Having considered the submissions made on this appeal, the proceedings of the subordinate court in this case and the provisions of Section 200 of the Criminal Procedure Code, I do hold that the appellant was not prejudiced whatsoever by the fact that a magistrate who had not heard the witnesses testify, had written and delivered the judgment convicting him. The appellant was tried by three magistrates who had jurisdiction to hear and determine the criminal case that faced him. The appellant was represented by counsel. His counsel did not see the necessity to have the witnesses summoned for a second time to give testimony as provided by Section 200(3) of the Criminal Procedure Code before the convicting magistrate wrote and delivered the judgment. In the considered view of this court, this issue has been raised by the appellant as a red herring on this appeal to divert the court’s attention from addressing the real issues in dispute and for the determination by this court.
I find no merit whatsoever in the said submission made by the appellant. For the reasons stated, the appeal against conviction is dismissed. Having re-evaluated the evidence adduced, I do not see any legal reason to interfere with the said conviction of the appellant.
On sentence, the appellant was sentenced to serve ten (10) years imprisonment. He has pleaded with this court to consider reducing the said sentence imposed in view of his age.
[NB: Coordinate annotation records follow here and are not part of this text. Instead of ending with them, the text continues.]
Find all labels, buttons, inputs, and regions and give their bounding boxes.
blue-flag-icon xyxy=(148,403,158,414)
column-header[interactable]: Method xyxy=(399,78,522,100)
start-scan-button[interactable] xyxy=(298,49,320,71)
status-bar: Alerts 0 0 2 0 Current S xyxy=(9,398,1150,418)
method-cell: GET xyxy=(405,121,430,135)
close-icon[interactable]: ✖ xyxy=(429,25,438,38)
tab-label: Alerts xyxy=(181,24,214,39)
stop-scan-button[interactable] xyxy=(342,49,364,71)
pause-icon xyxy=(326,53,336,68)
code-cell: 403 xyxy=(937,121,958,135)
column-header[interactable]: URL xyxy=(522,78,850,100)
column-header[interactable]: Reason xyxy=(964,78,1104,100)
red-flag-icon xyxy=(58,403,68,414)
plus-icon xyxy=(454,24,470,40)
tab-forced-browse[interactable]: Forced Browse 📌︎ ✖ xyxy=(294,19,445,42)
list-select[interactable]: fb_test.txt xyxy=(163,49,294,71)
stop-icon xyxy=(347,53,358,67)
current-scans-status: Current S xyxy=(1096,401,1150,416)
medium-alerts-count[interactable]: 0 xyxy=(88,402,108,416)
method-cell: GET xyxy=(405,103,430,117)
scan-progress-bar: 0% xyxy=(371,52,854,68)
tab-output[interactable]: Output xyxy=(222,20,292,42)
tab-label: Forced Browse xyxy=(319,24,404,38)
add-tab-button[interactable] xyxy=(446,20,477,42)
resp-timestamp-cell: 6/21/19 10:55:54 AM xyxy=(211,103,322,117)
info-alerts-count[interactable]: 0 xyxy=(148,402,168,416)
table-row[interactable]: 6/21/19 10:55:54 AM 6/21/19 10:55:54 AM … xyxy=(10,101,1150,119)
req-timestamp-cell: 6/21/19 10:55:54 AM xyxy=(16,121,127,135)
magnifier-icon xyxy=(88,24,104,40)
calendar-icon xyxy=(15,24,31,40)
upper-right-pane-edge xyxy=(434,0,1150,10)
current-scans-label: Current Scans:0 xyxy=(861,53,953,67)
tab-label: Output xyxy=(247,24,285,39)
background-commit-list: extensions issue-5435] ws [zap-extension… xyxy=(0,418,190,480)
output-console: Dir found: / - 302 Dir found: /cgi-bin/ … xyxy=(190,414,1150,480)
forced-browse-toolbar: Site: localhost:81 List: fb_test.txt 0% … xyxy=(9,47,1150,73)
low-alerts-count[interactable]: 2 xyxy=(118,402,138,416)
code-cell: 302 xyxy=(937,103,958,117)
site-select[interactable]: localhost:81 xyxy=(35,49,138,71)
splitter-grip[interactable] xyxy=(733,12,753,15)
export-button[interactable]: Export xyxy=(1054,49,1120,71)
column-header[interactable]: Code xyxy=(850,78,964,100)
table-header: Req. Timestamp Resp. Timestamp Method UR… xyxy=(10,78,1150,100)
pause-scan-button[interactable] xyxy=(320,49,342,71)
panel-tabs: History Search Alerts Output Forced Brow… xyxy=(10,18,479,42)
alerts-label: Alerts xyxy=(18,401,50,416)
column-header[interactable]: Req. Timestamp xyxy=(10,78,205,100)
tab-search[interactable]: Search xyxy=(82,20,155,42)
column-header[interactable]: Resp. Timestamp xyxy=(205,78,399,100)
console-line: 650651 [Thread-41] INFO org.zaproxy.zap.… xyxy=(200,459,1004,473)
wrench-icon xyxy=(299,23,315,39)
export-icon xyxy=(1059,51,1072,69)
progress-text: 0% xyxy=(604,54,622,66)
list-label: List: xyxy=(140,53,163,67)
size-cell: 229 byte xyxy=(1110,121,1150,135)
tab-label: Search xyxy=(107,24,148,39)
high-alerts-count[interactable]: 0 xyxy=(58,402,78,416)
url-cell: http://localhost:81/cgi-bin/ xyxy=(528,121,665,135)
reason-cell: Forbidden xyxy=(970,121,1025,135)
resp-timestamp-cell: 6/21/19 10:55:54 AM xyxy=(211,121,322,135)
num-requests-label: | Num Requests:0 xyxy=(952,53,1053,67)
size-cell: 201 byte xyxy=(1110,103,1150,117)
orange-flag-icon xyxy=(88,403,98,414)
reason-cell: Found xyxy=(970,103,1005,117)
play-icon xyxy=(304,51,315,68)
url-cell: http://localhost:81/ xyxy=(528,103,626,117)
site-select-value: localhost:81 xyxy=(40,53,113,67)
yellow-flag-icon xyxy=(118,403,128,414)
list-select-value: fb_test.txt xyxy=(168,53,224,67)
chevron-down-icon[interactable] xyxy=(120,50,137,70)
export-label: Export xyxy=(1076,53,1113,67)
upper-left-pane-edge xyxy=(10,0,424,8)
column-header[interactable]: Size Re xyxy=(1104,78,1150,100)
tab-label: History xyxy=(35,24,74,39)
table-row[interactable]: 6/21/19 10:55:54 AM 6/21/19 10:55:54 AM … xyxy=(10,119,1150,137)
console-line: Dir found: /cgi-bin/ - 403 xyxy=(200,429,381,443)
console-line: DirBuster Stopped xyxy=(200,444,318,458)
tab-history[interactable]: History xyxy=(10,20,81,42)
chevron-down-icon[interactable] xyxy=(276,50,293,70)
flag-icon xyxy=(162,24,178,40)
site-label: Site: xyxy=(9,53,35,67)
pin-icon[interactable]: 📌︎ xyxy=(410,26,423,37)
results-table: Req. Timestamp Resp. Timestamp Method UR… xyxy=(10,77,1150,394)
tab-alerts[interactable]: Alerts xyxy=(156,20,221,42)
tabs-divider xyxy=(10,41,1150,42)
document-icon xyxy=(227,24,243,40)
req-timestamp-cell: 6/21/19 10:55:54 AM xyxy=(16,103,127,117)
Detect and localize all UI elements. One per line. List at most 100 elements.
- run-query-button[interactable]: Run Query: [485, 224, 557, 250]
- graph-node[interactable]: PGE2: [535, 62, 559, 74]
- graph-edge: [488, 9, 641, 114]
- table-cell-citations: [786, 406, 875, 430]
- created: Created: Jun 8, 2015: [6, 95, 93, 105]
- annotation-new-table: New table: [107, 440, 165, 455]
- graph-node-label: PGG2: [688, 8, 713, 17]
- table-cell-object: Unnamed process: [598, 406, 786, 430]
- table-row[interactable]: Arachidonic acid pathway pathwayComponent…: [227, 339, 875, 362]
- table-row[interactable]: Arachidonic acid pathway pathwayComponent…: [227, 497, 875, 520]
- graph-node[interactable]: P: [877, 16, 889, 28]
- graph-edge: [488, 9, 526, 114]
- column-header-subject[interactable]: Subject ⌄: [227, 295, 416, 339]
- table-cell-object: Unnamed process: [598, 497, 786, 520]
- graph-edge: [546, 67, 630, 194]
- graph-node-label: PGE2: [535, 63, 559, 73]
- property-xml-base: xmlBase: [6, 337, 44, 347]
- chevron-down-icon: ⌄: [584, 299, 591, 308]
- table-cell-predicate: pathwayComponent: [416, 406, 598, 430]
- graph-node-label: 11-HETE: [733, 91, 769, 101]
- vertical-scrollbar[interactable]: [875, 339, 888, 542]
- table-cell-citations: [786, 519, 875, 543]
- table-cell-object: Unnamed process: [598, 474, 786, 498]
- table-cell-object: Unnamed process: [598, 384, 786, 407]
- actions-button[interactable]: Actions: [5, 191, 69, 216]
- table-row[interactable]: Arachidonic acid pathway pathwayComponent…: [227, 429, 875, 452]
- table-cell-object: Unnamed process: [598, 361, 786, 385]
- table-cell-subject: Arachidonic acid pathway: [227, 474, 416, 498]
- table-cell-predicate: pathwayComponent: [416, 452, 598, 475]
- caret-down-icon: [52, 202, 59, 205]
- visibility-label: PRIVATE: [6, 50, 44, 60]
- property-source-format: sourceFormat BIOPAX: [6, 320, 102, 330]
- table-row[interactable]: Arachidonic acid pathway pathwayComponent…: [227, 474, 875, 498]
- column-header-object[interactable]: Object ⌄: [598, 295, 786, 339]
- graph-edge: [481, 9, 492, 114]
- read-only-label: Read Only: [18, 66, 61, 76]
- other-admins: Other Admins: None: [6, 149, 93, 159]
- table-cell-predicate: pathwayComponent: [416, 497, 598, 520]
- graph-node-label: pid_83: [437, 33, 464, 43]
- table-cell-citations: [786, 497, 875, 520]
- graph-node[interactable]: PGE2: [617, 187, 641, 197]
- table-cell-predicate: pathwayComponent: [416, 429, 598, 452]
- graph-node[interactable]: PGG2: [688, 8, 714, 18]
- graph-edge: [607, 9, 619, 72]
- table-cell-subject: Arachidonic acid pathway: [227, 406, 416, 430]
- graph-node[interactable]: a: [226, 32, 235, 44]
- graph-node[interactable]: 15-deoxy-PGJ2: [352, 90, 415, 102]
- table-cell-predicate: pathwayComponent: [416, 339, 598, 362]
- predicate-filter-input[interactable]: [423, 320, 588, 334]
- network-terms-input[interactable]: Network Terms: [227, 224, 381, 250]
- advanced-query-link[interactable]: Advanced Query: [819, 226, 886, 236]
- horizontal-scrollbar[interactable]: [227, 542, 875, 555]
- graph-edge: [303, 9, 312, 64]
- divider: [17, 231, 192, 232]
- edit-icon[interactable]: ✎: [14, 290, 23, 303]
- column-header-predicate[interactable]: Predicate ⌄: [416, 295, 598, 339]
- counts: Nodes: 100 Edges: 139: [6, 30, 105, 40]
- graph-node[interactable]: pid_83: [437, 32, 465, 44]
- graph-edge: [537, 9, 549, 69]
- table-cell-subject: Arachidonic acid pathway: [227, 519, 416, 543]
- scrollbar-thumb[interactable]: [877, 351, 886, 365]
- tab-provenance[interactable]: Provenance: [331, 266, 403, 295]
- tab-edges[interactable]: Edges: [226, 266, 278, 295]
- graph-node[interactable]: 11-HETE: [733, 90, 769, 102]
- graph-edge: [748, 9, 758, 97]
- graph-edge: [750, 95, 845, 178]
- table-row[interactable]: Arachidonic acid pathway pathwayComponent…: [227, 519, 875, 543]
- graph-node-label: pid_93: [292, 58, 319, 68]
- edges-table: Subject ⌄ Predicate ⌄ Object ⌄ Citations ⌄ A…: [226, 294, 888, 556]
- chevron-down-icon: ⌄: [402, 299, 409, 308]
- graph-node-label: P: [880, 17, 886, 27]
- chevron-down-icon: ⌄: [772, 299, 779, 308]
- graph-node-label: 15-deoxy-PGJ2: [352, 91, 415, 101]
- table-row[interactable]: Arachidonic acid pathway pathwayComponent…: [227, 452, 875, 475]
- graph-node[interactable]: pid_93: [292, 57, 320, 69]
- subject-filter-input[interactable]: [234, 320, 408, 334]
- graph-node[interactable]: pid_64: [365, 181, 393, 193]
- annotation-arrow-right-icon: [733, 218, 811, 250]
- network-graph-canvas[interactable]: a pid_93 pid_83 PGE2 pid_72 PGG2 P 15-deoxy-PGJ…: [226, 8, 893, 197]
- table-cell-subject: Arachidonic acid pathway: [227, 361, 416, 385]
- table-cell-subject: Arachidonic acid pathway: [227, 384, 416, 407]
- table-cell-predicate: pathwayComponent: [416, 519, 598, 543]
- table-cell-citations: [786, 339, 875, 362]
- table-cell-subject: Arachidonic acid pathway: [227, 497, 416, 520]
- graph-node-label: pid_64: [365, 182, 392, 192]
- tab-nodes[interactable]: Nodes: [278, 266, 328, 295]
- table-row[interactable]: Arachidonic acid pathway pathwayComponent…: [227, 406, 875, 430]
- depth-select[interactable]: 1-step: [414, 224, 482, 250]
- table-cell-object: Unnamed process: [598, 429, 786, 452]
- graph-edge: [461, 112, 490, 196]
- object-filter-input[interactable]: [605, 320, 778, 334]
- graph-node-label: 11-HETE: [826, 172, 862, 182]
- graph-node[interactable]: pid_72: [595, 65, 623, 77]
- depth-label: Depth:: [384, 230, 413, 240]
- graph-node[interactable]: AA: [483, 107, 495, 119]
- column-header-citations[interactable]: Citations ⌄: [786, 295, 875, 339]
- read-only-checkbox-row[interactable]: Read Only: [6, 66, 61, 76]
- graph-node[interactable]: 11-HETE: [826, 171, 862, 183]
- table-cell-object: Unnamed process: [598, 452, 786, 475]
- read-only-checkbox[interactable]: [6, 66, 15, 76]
The appellant is sixty-five years old. Having carefully considered the plea by the appellant, and taking into consideration the fact that the appellant viciously attacked the complainant – his son-in-law – causing his grievous harm, I do find that the convicting magistrate did not erred in sentencing the appellant to serve a custodial sentence. Taking account of the appellant’s age I will however set aside the said sentence of ten (10) years imprisonment imposed and substitute it with a sentence of this court sentencing the appellant to serve six (6) years imprisonment. The said sentence shall take effect from the 27th of July 2005 when the appellant was sentenced by the convicting magistrate.
It is so ordered.
DATED at NAKURU this 11th day of November 2005.